Morning Report – Comforting thoughts about the recent rate rise 6/25/13

Vital Statistics:

 

Last

Change

Percent

S&P Futures 

1576.3

10.1

0.64%

Eurostoxx Index

2546.0

34.2

1.36%

Oil (WTI)

95.53

0.3

0.37%

LIBOR

0.276

-0.001

-0.23%

US Dollar Index (DXY)

82.29

-0.137

-0.17%

10 Year Govt Bond Yield

2.51%

-0.02%

 

Current Coupon Ginnie Mae TBA

100.2

-0.5

 

Current Coupon Fannie Mae TBA

100.7

0.4

 

RPX Composite Real Estate Index

205.3

0.3

 

BankRate 30 Year Fixed Rate Mortgage

4.51

   

Green on the screen after the 10 year bond recouped all of its early losses and ended up positive on the day. The Chinese central bank agreed to keep money-market rates at a “reasonable” level. Durable Goods orders came in at 3.6%, above the 3% estimate. Ex transportation, they were up .7%, above the consensus estimate. April numbers were revised up. Bonds and MBS are up.

Homebuilder Lennar reported 2Q earnings per share of $.61, ahead of the $.33 estimate. The numbers included a tax benefit, but even without the one-time item, earnings still beat estimates by ten cents. Deliveries were up 39%, new orders were up 27% and backlog was up 55%. Stuart Miller, the CEO addressed the recent increase in rates directly: “Against the backdrop of recent investor concerns over recent mortgage rate increases, we believe our second quarter results together with real-time feedback from our field associates continue to point towards a solid housing recovery….Demand in all of our markets continues to outpace supply…affordability remains high and despite recent interest rate increases, we have seen very little impact on sales or pricing.” The stock is up 4.5% pre-open.

Senators Corker and Warner plan to introduce their bill today to euthanize Fan and Fred. They will be replaced by the Federal Mortgage Insurance Corporation which will act as a re-insurer and not a primary insurer. How this will actually play out is anyone’s guess – right now there are no mortgage insurance entities big enough to replace F&F. Perhaps the answer will be to over-collateralize MBS backed by QM mortgages by 10% and then apply the FMIC insurance. Obviously Dodd-Frank will have to weigh in on that one, and they are still figuring that part out. 

Lender Processing Services reported that April home prices were up 1.5% from March and 8.1% year-over-year. We are starting to see the Midwestern states start to show up in the top 10. California and Nevada are still #1 and #2 as usual.

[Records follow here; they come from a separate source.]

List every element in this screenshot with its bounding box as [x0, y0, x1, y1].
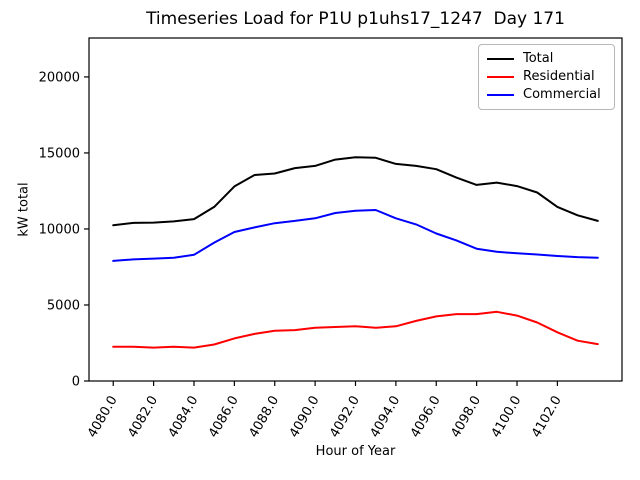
residential-line-swatch: [487, 76, 514, 78]
legend-label-commercial: Commercial: [523, 87, 601, 102]
x-tick-label: 4098.0: [448, 394, 484, 441]
legend-row-commercial: Commercial: [487, 86, 606, 104]
x-tick-label: 4086.0: [206, 394, 242, 441]
legend-label-total: Total: [523, 51, 554, 66]
chart-title: Timeseries Load for P1U p1uhs17_1247 Day…: [146, 9, 565, 29]
legend-row-residential: Residential: [487, 68, 606, 86]
x-tick-label: 4090.0: [287, 394, 323, 441]
x-tick-label: 4102.0: [529, 394, 565, 441]
x-axis-label: Hour of Year: [315, 444, 396, 459]
legend-label-residential: Residential: [523, 69, 595, 84]
legend: Total Residential Commercial: [478, 44, 615, 110]
commercial-line-swatch: [487, 94, 514, 96]
x-tick-label: 4088.0: [246, 394, 282, 441]
y-tick-label: 10000: [39, 222, 80, 237]
series-line-commercial: [112, 209, 599, 262]
x-tick-label: 4084.0: [166, 394, 202, 441]
x-tick-label: 4080.0: [85, 394, 121, 441]
y-tick-label: 0: [72, 375, 80, 390]
x-tick-label: 4096.0: [408, 394, 444, 441]
x-tick-label: 4092.0: [327, 394, 363, 441]
x-tick-label: 4094.0: [368, 394, 404, 441]
y-axis-label: kW total: [16, 182, 32, 237]
series-line-residential: [112, 310, 599, 349]
y-tick-label: 20000: [39, 70, 80, 85]
legend-row-total: Total: [487, 50, 606, 68]
total-line-swatch: [487, 58, 514, 60]
series-line-total: [112, 156, 599, 227]
x-tick-label: 4082.0: [125, 394, 161, 441]
y-tick-label: 15000: [39, 146, 80, 161]
y-tick-label: 5000: [47, 298, 80, 313]
x-tick-label: 4100.0: [489, 394, 525, 441]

The LPS HPI is a little different than the other indices like Case-Shiller in that it applies a normalization process to REO and short sales in order to come up with a non-distressed index.

Case-Shiller reported home prices increased 1.72% month-over-month and 12.05% year-over year. This was the highest gain in the history of the Case-Shiller indices. David Blitzer of Case-Shiller addressed the recent increase in rates: “Last week’s comments from the Fed and the resulting sharp increase in Treasury yields sparked fears that rising mortgage rates will damage the housing rebound. Home buyers have survived rising mortgage rates in the past, often by shifting from fixed rate to adjustable rate loans. In the housing boom, bust, and recovery, banks’ credit quality standards were more important than the level of mortgage rates. The most recent Fed Senior Loan Officer Opinion Survey shows that some banks are easing credit restrictions. Given this, the recovery should continue.”

The FHFA Home price Index reported an increase of .7% month-over-month and 7.4% year-over year. Remember, each of these indices (LPS, Case-Shiller, and FHFA) have different methodologies and samples. FHFA looks only at properties with a conforming mortgage, which eliminates jumbos, distressed, cash-only, etc. This index is more of a “central tendency” index than Case-Shiller or LPS.